Ouvre ton âme et ton oreille au son
       De la mandoline:
Pour toi j'ai fait, pour toi, cette chanson
       Cruelle et câline.

Je chanterai tes yeux d'or et d'onyx
       Purs de toutes ombres,
Puis le Léthé de ton sein, puis le Styx
       De tes cheveux sombres.

Comme la voix d'un mort qui chanterait
       Du fond de sa fosse,
Maîtresse, entends monter vers ton retrait
       Ma voix aigre et fausse.

Puis je louerai beaucoup, comme il convient,
       Cette chair bénie
Dont le parfum opulent me revient
       Les nuits d'insomnie.

Et pour finir, je dirai le baiser
       De ta lèvre rouge,
Et ta douceur à me martyriser,
       --Mon Ange! --ma Gouge!

Ouvre ton âme et ton oreille au son
       De ma mandoline:
Pour toi j'ai fait, pour toi, cette chanson
       Cruelle et câline.


313   Chanson d'Automne LES sanglots longs
Des violons
  De l'automne
Blessent mon coeur
D'une langueur
  Monotone.

Tout suffocant
Et blême, quand
  Sonne l'heure,
Je me souviens
Des jours anciens
  Et je pleure;

Et je m'en vais
Au vent mauvais
  Qui m'emporte
Deçà, delà,
Pareil à la
  Feuille morte.


314   Mon Rêve familier JE fais souvent ce rêve étrange et pénétrant
D'une femme inconnue, et que j'aime, et qui m'aime,
Et qui n'est, chaque fois, ni tout à fait la même
Ni tout à fait une autre, et m'aime et me comprend.

Car elle me comprend, et mon coeur, transparent
Pour elle seule, hélas! cesse d'être un problème
Pour elle seule, et les moiteurs de mon front blême,
Elle seule les sait rafraîchir, en pleurant.

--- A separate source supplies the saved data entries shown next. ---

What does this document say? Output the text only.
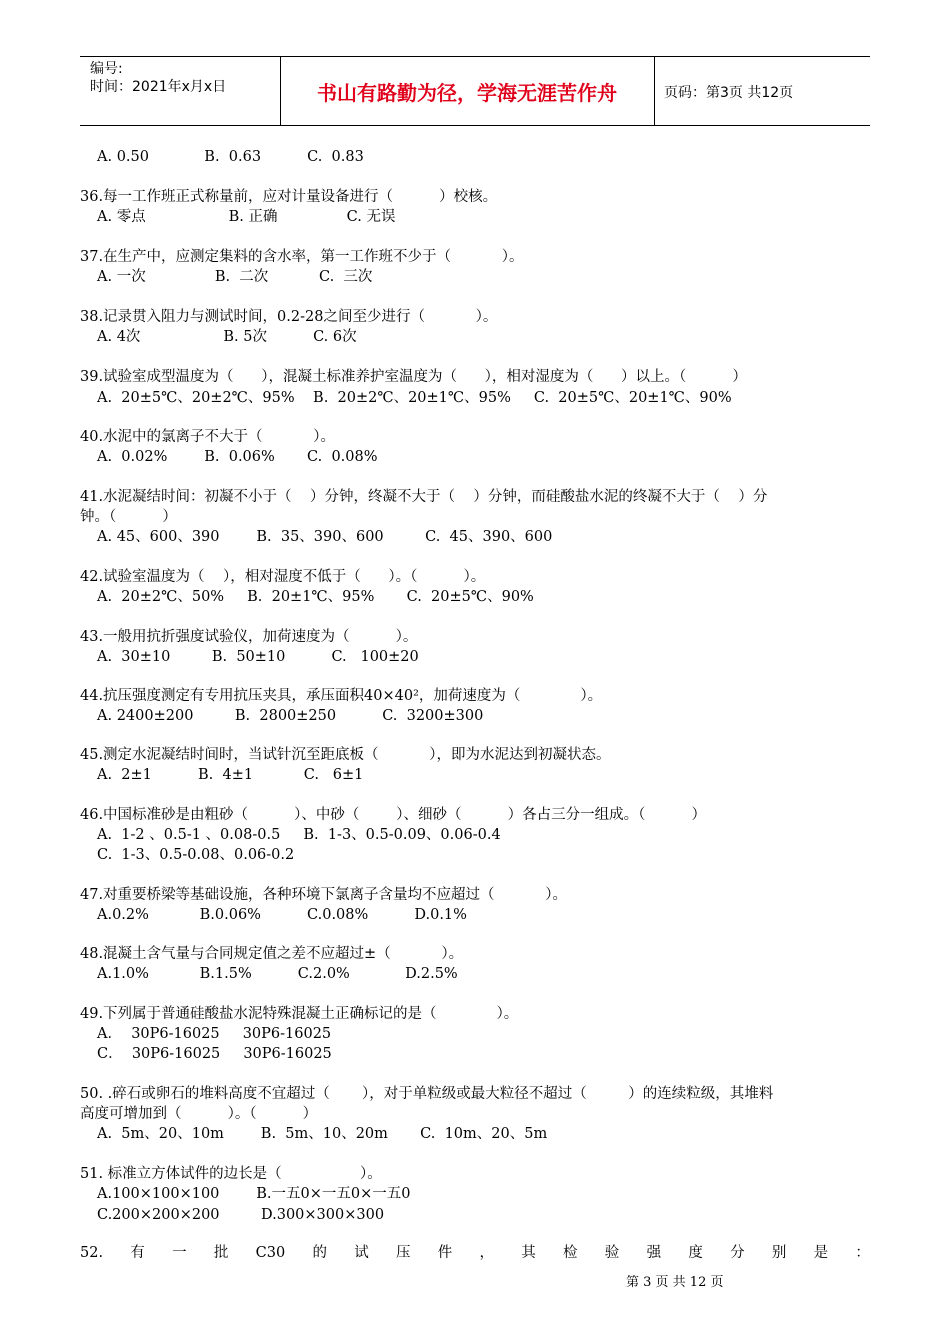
编号:
时间：2021年x月x日	书山有路勤为径，学海无涯苦作舟	页码：第3页 共12页
A. 0.50            B.  0.63          C.  0.83
36.每一工作班正式称量前，应对计量设备进行（          ）校核。
A. 零点                  B. 正确               C. 无误
37.在生产中，应测定集料的含水率，第一工作班不少于（           ）。
A. 一次               B.  二次           C.  三次
38.记录贯入阻力与测试时间，0.2-28之间至少进行（           ）。
A. 4次                  B. 5次          C. 6次
39.试验室成型温度为（      ），混凝土标准养护室温度为（      ），相对湿度为（      ）以上。（          ）
A.  20±5℃、20±2℃、95%    B.  20±2℃、20±1℃、95%     C.  20±5℃、20±1℃、90%
40.水泥中的氯离子不大于（           ）。
A.  0.02%        B.  0.06%       C.  0.08%
41.水泥凝结时间：初凝不小于（    ）分钟，终凝不大于（    ）分钟，而硅酸盐水泥的终凝不大于（    ）分
钟。（          ）
A. 45、600、390        B.  35、390、600         C.  45、390、600
42.试验室温度为（    ），相对湿度不低于（      ）。（          ）。
A.  20±2℃、50%     B.  20±1℃、95%       C.  20±5℃、90%
43.一般用抗折强度试验仪，加荷速度为（          ）。
A.  30±10         B.  50±10          C.   100±20
44.抗压强度测定有专用抗压夹具，承压面积40×40²，加荷速度为（             ）。
A. 2400±200         B.  2800±250          C.  3200±300
45.测定水泥凝结时间时，当试针沉至距底板（           ），即为水泥达到初凝状态。
A.  2±1          B.  4±1           C.   6±1
46.中国标准砂是由粗砂（          ）、中砂（        ）、细砂（          ）各占三分一组成。（          ）
A.  1-2 、0.5-1 、0.08-0.5     B.  1-3、0.5-0.09、0.06-0.4
C.  1-3、0.5-0.08、0.06-0.2
47.对重要桥梁等基础设施，各种环境下氯离子含量均不应超过（           ）。
A.0.2%           B.0.06%          C.0.08%          D.0.1%
48.混凝土含气量与合同规定值之差不应超过±（           ）。
A.1.0%           B.1.5%          C.2.0%            D.2.5%
49.下列属于普通硅酸盐水泥特殊混凝土正确标记的是（             ）。
A．  30P6-16025     30P6-16025
C．  30P6-16025     30P6-16025
50. .碎石或卵石的堆料高度不宜超过（       ），对于单粒级或最大粒径不超过（         ）的连续粒级，其堆料
高度可增加到（          ）。（          ）
A.  5m、20、10m        B.  5m、10、20m       C.  10m、20、5m
51. 标准立方体试件的边长是（                 ）。
A.100×100×100        B.一五0×一五0×一五0
C.200×200×200         D.300×300×300
52. 有 一 批 C30 的 试 压 件 ， 其 检 验 强 度 分 别 是 ：
第 3 页 共 12 页
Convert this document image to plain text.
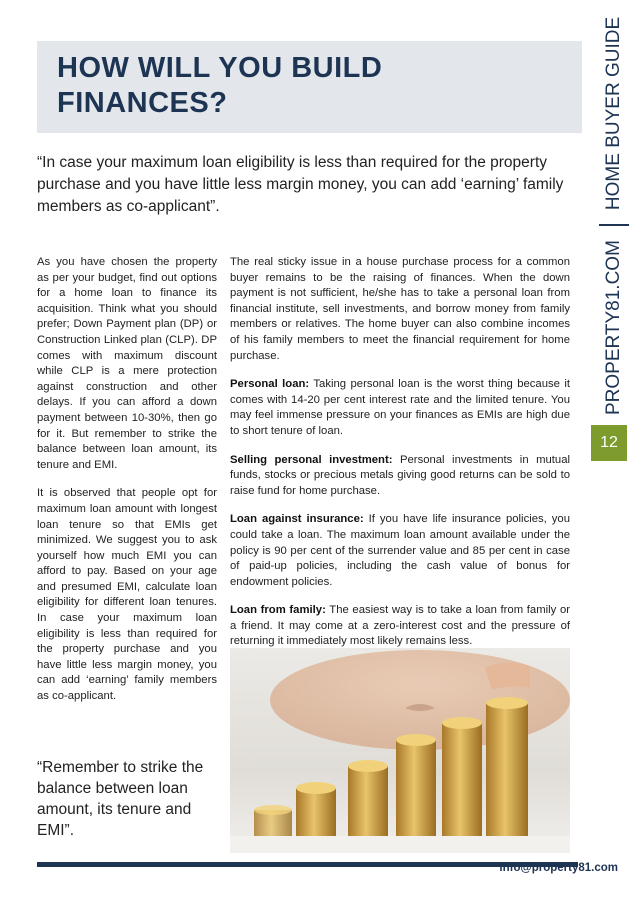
HOW WILL YOU BUILD
FINANCES?
PROPERTY81.COM
HOME BUYER GUIDE
12

“In case your maximum loan eligibility is less than required for the property purchase and you have little less margin money, you can add ‘earning’ family members as co-applicant”.

As you have chosen the property as per your budget, find out options for a home loan to finance its acquisition. Think what you should prefer; Down Payment plan (DP) or Construction Linked plan (CLP). DP comes with maximum discount while CLP is a mere protection against construction and other delays. If you can afford a down payment between 10-30%, then go for it. But remember to strike the balance between loan amount, its tenure and EMI.

It is observed that people opt for maximum loan amount with longest loan tenure so that EMIs get minimized. We suggest you to ask yourself how much EMI you can afford to pay. Based on your age and presumed EMI, calculate loan eligibility for different loan tenures. In case your maximum loan eligibility is less than required for the property purchase and you have little less margin money, you can add ‘earning’ family members as co-applicant.

“Remember to strike the balance between loan amount, its tenure and EMI”.

The real sticky issue in a house purchase process for a common buyer remains to be the raising of finances. When the down payment is not sufficient, he/she has to take a personal loan from financial institute, sell investments, and borrow money from family members or relatives. The home buyer can also combine incomes of his family members to meet the financial requirement for home purchase.

Personal loan: Taking personal loan is the worst thing because it comes with 14-20 per cent interest rate and the limited tenure. You may feel immense pressure on your finances as EMIs are high due to short tenure of loan.

Selling personal investment: Personal investments in mutual funds, stocks or precious metals giving good returns can be sold to raise fund for home purchase.

Loan against insurance: If you have life insurance policies, you could take a loan. The maximum loan amount available under the policy is 90 per cent of the surrender value and 85 per cent in case of paid-up policies, including the cash value of bonus for endowment policies.

Loan from family: The easiest way is to take a loan from family or a friend. It may come at a zero-interest cost and the pressure of returning it immediately most likely remains less.

info@property81.com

Est-elle brune, blonde ou rousse? -- Je l'ignore.
Son nom? Je me souviens qu'il est doux et sonore
Comme ceux des aimés que la Vie exila.

Son regard est pareil au regard des statues,
Et pour sa voix, lointaine, et calme, et grave, elle a
L'inflexion des voix chères qui se sont tues.


315   Colloque sentimental DANS le vieux parc solitaire et glacé,
Deux formes ont tout à l'heure passé.

Leurs yeux sont morts et leurs lèvres sont molles,
Et l'on entend à peine leurs paroles.

Dans le vieux parc solitaire et glacé,
Deux spectres ont évoqué le passé.

-- Te souvient-il de notre extase ancienne?
-- Pourquoi voulez-vous donc qu'il m'en souvienne?

-- Ton coeur bat-il toujours à mon seul nom?
Toujours vois-tu mon âme en rêve? -- Non.

-- Ah! les beaux jours de bonheur indicible
Où nous joignions nos bouches! -- C'est possible

-- Qu'il était bleu, le ciel, et grand l'espoir!
--L'espoir a fui, vaincu, vers le ciel noir.

Tels ils marchaient dans les avoines folles,
Et la nuit seule entendit leurs paroles.


316   Après trois Ans AYANT poussé la porte étroite qui chancelle,
Je me suis promené dans le petit jardin
Qu'éclairait doucement le soleil du matin,
Pailletant chaque fleur d'une humide étincelle.

Rien n'a changé. J'ai tout revu: l'humble tonnelle
De vigne folle avec les chaises de rotin ...
Le jet d'eau fait toujours son murmure argentin
Et le vieux tremble sa plainte sempiternelle.


  By PanEris using Melati.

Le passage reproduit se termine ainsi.